The school boasts equipment worthy of a well-funded facility in Europe - a modern digital smart board and a video projector, as well as a classroom devoted to information technology.

The school, which also has playing fields and a canteen, is private. And with fees just over $115 per month, it caters mostly to the upper classes.

The rate of pupils passing the high school exam stands at 83%, compared with a national average of 12%. The Islamic component in its curriculum is very small, although students can ask to have additional classes.

17 African nations closed schools

Turkey's efforts have brought about the closure of such schools in at least 17 African countries - which have either been nationalised or taken over by the Maarif foundation that is close to the authorities in Ankara.

Given Central African Republic's vulnerability, the survival of the Galaxy school so far appears remarkable. The country has been ravaged by rival armed groups and bandit gangs since 2013, ranking last of the 188 countries in the UN's 2016 Human Development Index.
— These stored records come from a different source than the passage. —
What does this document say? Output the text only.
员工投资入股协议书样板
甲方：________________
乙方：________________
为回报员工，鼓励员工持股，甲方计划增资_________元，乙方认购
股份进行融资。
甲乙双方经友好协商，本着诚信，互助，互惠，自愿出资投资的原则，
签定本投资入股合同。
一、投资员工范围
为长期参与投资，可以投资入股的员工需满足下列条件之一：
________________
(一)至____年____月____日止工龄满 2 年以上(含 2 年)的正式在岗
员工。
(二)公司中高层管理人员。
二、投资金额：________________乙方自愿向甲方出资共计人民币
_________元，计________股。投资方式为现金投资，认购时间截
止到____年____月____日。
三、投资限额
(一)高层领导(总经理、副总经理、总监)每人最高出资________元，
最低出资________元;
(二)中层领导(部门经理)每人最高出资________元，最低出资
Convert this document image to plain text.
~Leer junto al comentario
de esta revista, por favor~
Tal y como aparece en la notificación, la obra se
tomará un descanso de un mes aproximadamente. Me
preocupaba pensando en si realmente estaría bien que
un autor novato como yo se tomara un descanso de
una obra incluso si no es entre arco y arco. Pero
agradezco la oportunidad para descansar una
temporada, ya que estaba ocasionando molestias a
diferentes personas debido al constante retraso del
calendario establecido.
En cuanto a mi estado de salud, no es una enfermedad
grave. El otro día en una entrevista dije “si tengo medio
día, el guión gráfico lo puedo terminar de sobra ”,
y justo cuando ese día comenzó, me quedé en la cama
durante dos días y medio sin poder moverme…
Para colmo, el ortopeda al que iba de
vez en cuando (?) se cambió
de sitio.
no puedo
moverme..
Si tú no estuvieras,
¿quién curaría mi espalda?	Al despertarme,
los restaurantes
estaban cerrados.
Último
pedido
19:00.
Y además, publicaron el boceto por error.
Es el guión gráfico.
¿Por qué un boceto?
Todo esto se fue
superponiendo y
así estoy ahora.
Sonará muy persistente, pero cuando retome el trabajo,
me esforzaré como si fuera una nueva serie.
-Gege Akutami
Central African Republic's institutions of state are feeble and the country has the entrenched reputation of being a place where pretty much anything can be bought. It ranked 156th out of 180 countries in Transparency International's 2017 Corruption Perceptions Index.

For one staff member at the school, "the Central Africans have upheld their dignity", in being a country that has not ceded to Turkish pressure.

Jean Serge Bokassa, a former minister of security and territorial administration, said Turkish diplomats visited him in March last year, dangling a mixture of "verbal intimidation and promises" if he conceded to Ankara's demands.

A second minister said he too was approached and offered "presents" and trips to Turkey.

"I told them, 'If you want to help us, build an establishment instead of closing one down'," that minister said.

"They said that if I accepted, I wouldn't regret it."

No diplomatic ties

The school's survival "is above all because there is no Turkish embassy in the country, with few economic and diplomatic ties," according to an expert in the case.

"Moreover, the management of the school has very good relations with the government - the deputy director is the prime minister's wife - and the academic level is very high."

Although Bokassa says he is a political foe of President Faustin-Archange Touadera, he commends him for standing firm against Ankara.

"For the moment, I'm delighted that the president has conceded nothing."